To change this pattern and promote energy efficiency and energy saving, Armenia has recently adopted a number of policies, including the Energy Security Concept (2013) and the corresponding action plan for 2014-2020, aiming to boost production of renewable energy, particularly hydro and solar power, and increase energy efficiency in the industry sector as well as in urban and rural communities. New standards for businesses and households have also been adopted to guide the country towards a more sustainable energy consumption pattern.
In the framework of UNDP’s partnership with the Government of Armenia, since 2010 the assistance in promotion of energy efficiency was prioritized, particularly in the sectors of municipal heating, street lighting, public and residential buildings.
UNDP focused its assistance on the residential sector, which is one of the largest energy consumers in Armenia. The challenge was to develop a proper financial model for Soviet-era residential buildings energy efficient retrofit. A successful pilot in Yerevan where UNDP showcased a new insulation technology in a nine-story apartment building, with about 60 percent energy savings, paved the way to secure the region’s first investment from the Green Climate Fund (GCF) worth USD 20 million. It was also only the second GCF grant on energy efficiency worldwide, as well as one of the largest single investments UNDP in Armenia has ever received. The grant will allow UNDP and the Municipality of Yerevan to retrofit the envelopes and insulate external walls, entrances, roofs, floors and windows of around 300 multi-apartment buildings, 6,000 single-family houses, and over 170 public buildings, with a total of over 200k beneficiaries, thus helping to achieve a reduction in energy use for heating, cost-savings, and associated reduction in CO2 emissions. This will create a paradigm shift towards the development of new financial models targeted towards financial and legal de-risking of investments in energy-efficient building retrofits.

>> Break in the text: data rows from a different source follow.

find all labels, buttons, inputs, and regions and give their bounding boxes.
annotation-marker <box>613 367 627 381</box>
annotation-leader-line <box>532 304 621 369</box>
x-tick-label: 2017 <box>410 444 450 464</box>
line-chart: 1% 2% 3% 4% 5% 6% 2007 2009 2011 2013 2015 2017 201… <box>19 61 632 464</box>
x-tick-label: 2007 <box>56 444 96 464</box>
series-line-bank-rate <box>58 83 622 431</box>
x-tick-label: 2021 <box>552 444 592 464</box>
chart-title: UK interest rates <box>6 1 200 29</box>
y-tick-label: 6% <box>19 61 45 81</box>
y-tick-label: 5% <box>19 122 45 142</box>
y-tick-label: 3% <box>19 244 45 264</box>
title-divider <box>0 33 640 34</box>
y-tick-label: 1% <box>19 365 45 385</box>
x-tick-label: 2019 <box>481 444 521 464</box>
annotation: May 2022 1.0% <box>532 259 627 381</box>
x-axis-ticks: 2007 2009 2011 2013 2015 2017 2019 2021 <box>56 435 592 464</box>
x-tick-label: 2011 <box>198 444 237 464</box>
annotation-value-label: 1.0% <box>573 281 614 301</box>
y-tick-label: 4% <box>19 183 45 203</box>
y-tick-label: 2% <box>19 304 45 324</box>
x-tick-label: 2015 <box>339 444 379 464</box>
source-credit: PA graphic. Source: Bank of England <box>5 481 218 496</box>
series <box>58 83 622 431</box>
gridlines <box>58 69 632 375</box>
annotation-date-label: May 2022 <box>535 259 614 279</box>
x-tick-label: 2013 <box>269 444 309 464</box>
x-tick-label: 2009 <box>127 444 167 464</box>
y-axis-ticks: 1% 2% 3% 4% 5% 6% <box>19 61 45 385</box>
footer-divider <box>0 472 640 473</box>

The cooperation of UNDP with communities during the recent years proved to be quite successful, as there is a significant interest to improve the municipal services provided to residents. Street lighting is among the most essential services of the urban economy, which is also quite energy-intensive and one of the major sources of GHG emissions. The UNDP’s demonstration projects proved that annual savings achieved by municipalities are substantial - in monetary terms around USD 170,000. Modernization of street lighting along 60 km of major urban roads was carried out in 18 cities, the installed LED lighting provided at least 60 percent efficiency (reaching as much as 80 percent in certain cases). In total, about 3,000 light-emitting diode (LED) luminaries were installed, which ensured savings of 2000 MWh of energy. Based on the savings from the energy-efficient lighting and in agreement with the cities’ administration, Revolving Urban Funds were established that have ensured the sustainability and replicability of the Green Urban Lighting project throughout Armenia. New initiatives were co-financed from the annual savings accumulated in the Revolving Funds, while the upgrade of the lighting systems in major transportation sections of Yerevan - Arshakunyats Avenue, Athens Street, Brazil Square, and Tsitsernakaberd highway – were carried out solely from the Revolving Fund of Yerevan Municipality.
UNDP’s intervention has also helped to improve the legal and regulatory framework, including amendments to the Energy Saving and Renewable Energy Law, which makes the energy performance requirements mandatory in all newly built or retrofitted/reconstructed buildings funded from public finance sources. New national construction standards on buildings energy performance, building energy audit and energy passport were adopted, standard on natural and artificial lighting was introduced aligning energy efficiency requirements with new technologies in the market.